Flashback: Raye Pember

Aug 28, 2008 00:36

Light is increasingly aware that his need to gloat is a tremendous weakness, which contributed to getting him killed. He's always been a bad loser: the psych profile on his father's computer had read immature ... hates to lose. He'd laughed at the first part, considering himself particularly mature for 17, but not the second.

He'd known he was going to have to protect himself, that he was going to have to kill people, good people, probably detectives and law enforcement types like his father, if he was going to follow through on creating the new world. He'd thought it would be hard, but in reality, it hadn't been difficult at all. L had called him out in front of the whole of Kanto, first of all, and the news story had gone all around the Internet not long afterwards. Light still remembers the anger he'd felt, and the cringing humiliation at how easily and neatly he'd been netted by L's simple trap. Still, how could I have done anything else? he tells himself - still, years later, he remembers his few defeats and considers how to stop them from repeating themselves. The good guys aren't meant to do effective things like offering criminals up to the slaughter. No, that's supposed to be the exclusive province of-

Light shuts down the thought before he can complete it: he knows perfectly well he isn't a "bad guy", that a few mavericks had decided they could overturn the expressed will of their world: while nearly the entire planet was shrieking his name, a handful of do-gooders had decided their personal moral quibbles were more valuable than the safety and security of the whole world. It was nauseating, honestly.

But even though he'd known that his shadow was almost certainly a good man, he'd been a threat, to Light personally as well as to Kira and the new world.

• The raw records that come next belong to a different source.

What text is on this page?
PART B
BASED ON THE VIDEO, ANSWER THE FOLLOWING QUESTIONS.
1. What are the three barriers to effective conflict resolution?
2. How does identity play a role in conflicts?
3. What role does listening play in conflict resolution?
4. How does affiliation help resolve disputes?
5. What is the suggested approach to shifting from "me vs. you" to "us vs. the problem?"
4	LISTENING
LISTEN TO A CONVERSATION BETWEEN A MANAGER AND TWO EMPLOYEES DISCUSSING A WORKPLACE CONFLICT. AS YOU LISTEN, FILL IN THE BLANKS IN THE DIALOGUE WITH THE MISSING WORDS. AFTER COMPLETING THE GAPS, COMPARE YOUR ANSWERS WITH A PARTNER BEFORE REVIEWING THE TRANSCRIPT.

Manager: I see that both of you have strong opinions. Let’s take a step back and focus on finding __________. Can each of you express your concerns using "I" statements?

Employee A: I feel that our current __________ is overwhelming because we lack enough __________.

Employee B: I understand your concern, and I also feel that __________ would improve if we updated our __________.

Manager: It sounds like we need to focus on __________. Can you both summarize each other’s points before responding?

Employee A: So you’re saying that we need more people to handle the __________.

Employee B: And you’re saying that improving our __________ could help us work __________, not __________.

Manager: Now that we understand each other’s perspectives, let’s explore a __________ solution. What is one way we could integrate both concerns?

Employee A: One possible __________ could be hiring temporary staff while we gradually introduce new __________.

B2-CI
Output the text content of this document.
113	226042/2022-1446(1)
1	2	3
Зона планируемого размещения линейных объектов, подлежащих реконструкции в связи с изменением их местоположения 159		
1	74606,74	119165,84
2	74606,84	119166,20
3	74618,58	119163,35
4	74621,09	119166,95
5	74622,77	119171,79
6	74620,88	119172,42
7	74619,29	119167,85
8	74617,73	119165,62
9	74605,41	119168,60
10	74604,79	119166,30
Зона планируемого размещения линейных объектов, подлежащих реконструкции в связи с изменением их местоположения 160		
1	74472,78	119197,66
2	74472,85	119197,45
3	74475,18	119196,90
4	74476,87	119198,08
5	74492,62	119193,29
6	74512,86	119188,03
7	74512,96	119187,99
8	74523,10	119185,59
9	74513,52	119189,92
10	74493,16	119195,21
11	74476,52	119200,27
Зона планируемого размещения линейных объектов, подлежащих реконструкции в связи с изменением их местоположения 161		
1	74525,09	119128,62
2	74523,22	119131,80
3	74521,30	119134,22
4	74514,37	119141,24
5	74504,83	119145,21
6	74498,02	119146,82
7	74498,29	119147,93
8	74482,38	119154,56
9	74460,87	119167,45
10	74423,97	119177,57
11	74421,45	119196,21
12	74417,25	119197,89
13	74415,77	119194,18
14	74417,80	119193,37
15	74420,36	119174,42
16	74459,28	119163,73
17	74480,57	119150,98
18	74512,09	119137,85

He'd had to go, and it was easy to paste L's computerised voice over the man Raye Pember and treat him as an extension of Light's declared war with L. He'd known getting personally involved was a huge risk, but there had been no choice - well, none other than leaving the FBI to stalk him indefinitely and possibly arrest him. And when his plan had gone so perfectly, he hadn't been able to resist looking off the train into Pember's face, to let him see who had killed him.

The rush ... it had been indescribable, better than every results table he'd topped, better than all those victories at tennis and chess, better than every test result and gold star he'd brought home to his parents when he was still in infant school and their approval had been the most important thing in the world. And in retrospect, he was definitely able to say it was way, way better than sex.

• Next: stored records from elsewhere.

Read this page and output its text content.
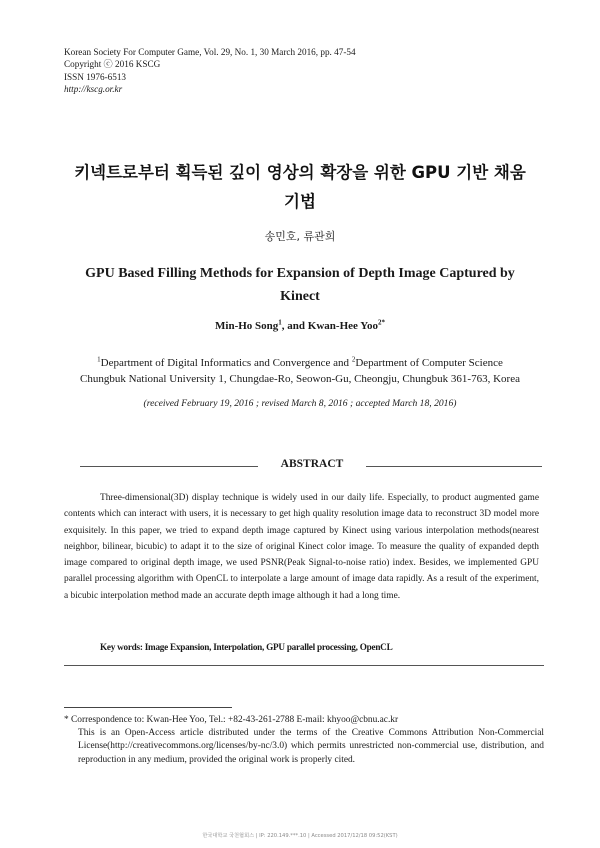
Korean Society For Computer Game, Vol. 29, No. 1, 30 March 2016, pp. 47-54
Copyright ⓒ 2016 KSCG
ISSN 1976-6513
http://kscg.or.kr
키넥트로부터 획득된 깊이 영상의 확장을 위한 GPU 기반 채움
기법
송민호, 류관희
GPU Based Filling Methods for Expansion of Depth Image Captured by
Kinect
Min-Ho Song$^1$, and Kwan-Hee Yoo$^{2*}$
$^1$Department of Digital Informatics and Convergence and $^2$Department of Computer Science
Chungbuk National University 1, Chungdae-Ro, Seowon-Gu, Cheongju, Chungbuk 361-763, Korea
(received February 19, 2016 ; revised March 8, 2016 ; accepted March 18, 2016)
ABSTRACT
Three-dimensional(3D) display technique is widely used in our daily life. Especially, to product augmented game contents which can interact with users, it is necessary to get high quality resolution image data to reconstruct 3D model more exquisitely. In this paper, we tried to expand depth image captured by Kinect using various interpolation methods(nearest neighbor, bilinear, bicubic) to adapt it to the size of original Kinect color image. To measure the quality of expanded depth image compared to original depth image, we used PSNR(Peak Signal-to-noise ratio) index. Besides, we implemented GPU parallel processing algorithm with OpenCL to interpolate a large amount of image data rapidly. As a result of the experiment, a bicubic interpolation method made an accurate depth image although it had a long time.
Key words: Image Expansion, Interpolation, GPU parallel processing, OpenCL
* Correspondence to: Kwan-Hee Yoo, Tel.: +82-43-261-2788 E-mail: khyoo@cbnu.ac.kr
This is an Open-Access article distributed under the terms of the Creative Commons Attribution Non-Commercial License(http://creativecommons.org/licenses/by-nc/3.0) which permits unrestricted non-commercial use, distribution, and reproduction in any medium, provided the original work is properly cited.
한국대학교 국천협회스 | IP: 220.149.***.10 | Accessed 2017/12/18 09:52(KST)
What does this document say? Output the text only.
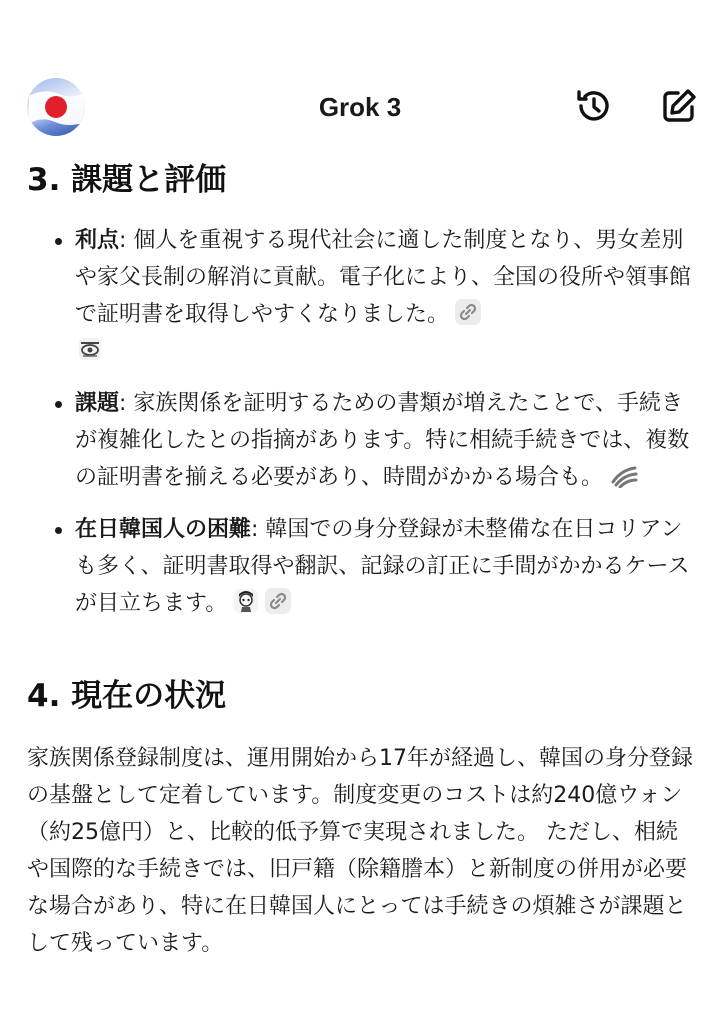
Grok 3
3. 課題と評価
利点: 個人を重視する現代社会に適した制度となり、男女差別や家父長制の解消に貢献。電子化により、全国の役所や領事館で証明書を取得しやすくなりました。

課題: 家族関係を証明するための書類が増えたことで、手続きが複雑化したとの指摘があります。特に相続手続きでは、複数の証明書を揃える必要があり、時間がかかる場合も。
在日韓国人の困難: 韓国での身分登録が未整備な在日コリアンも多く、証明書取得や翻訳、記録の訂正に手間がかかるケースが目立ちます。
4. 現在の状況

家族関係登録制度は、運用開始から17年が経過し、韓国の身分登録の基盤として定着しています。制度変更のコストは約240億ウォン（約25億円）と、比較的低予算で実現されました。 ただし、相続や国際的な手続きでは、旧戸籍（除籍謄本）と新制度の併用が必要な場合があり、特に在日韓国人にとっては手続きの煩雑さが課題として残っています。
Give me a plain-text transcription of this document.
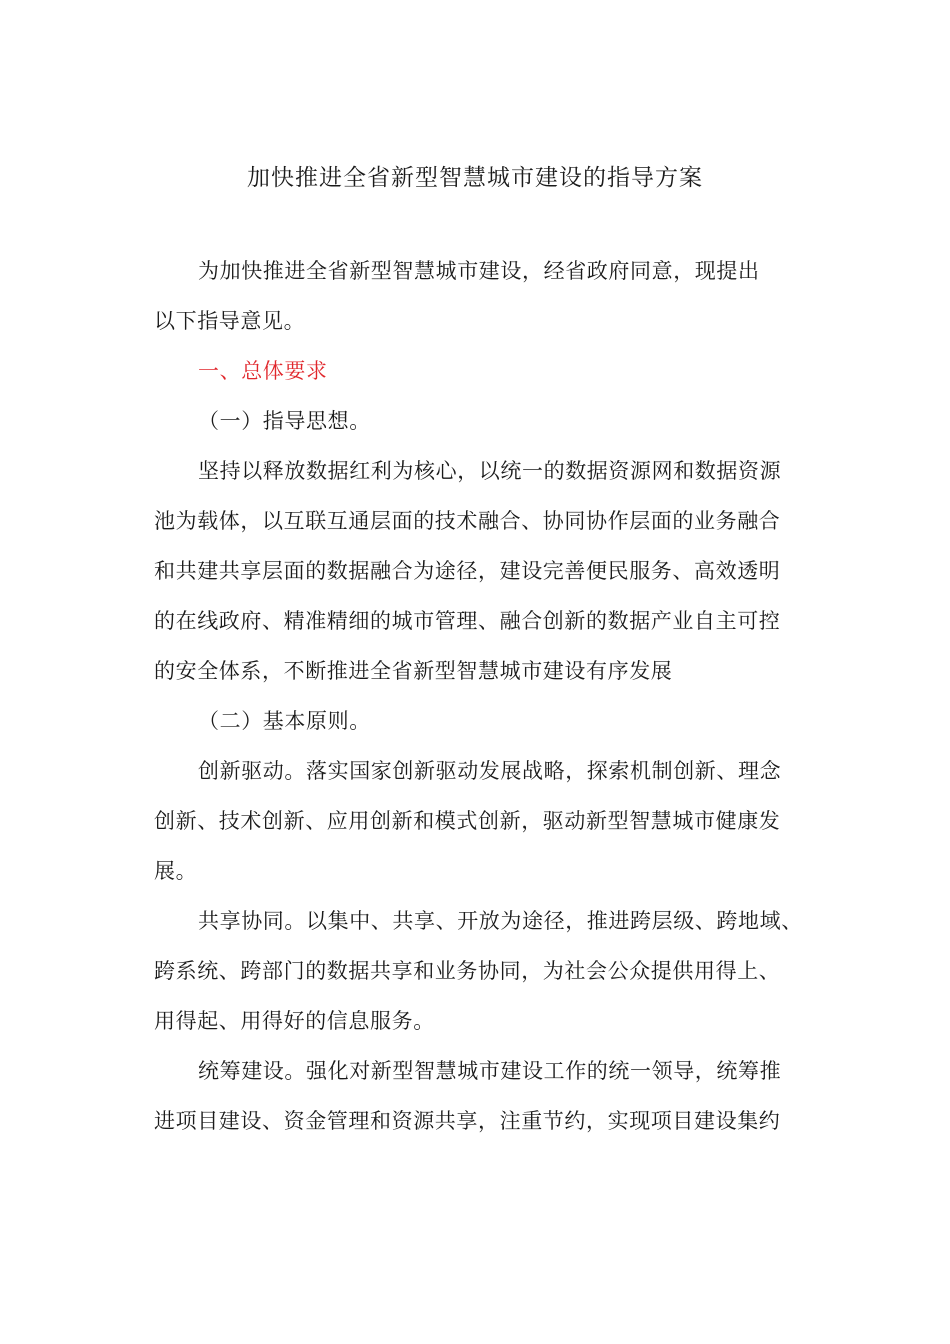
加快推进全省新型智慧城市建设的指导方案
为加快推进全省新型智慧城市建设，经省政府同意，现提出
以下指导意见。
一、总体要求
（一）指导思想。
坚持以释放数据红利为核心，以统一的数据资源网和数据资源
池为载体，以互联互通层面的技术融合、协同协作层面的业务融合
和共建共享层面的数据融合为途径，建设完善便民服务、高效透明
的在线政府、精准精细的城市管理、融合创新的数据产业自主可控
的安全体系，不断推进全省新型智慧城市建设有序发展
（二）基本原则。
创新驱动。落实国家创新驱动发展战略，探索机制创新、理念
创新、技术创新、应用创新和模式创新，驱动新型智慧城市健康发
展。
共享协同。以集中、共享、开放为途径，推进跨层级、跨地域、
跨系统、跨部门的数据共享和业务协同，为社会公众提供用得上、
用得起、用得好的信息服务。
统筹建设。强化对新型智慧城市建设工作的统一领导，统筹推
进项目建设、资金管理和资源共享，注重节约，实现项目建设集约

It had made him wonder what it would be like to really kill someone, to find and stalk a victim and make them die using his own hands and his own strength. It had been a curious thought, an intriguing one which he'd never spoken to anyone, even Ryuk, who would only have been mildly interested and not condemned him. And it had made him realise the truth of Ryuk's prediction, "you'll be the only fucked-up person left", with an immediacy it hadn't had before.

Yet at the same time, he'd known it wasn't a crime just to be curious about something. The difference between him and the criminals he killed, Light knew, was that he would never do any of the things that fascinated him. It was one thing to kill criminals who made the world worse for others through their actions, and another to eliminate people who were misguidedly trying to abort his new world while it was yet unborn; but going out and killing some innocent for kicks would definitely be an appalling and irredeemable thing: a crime.

Plus, he might have lost.

But it had been so addictive, the thrill of the chase, the pattern of point and counterpoint between himself and L and their proxies. At every turn, he knew, he'd managed to do something stupid, and that's why I'm here in this mansion, and not consolidating my control over the rest of the world-

Light doesn't believe in second chances: you got an opportunity, and you took it, and got it right. If you mess it up, you pay the consequences, and so on.

He wonders if that is the rule here, or if he can bend it slightly and escape through the gap.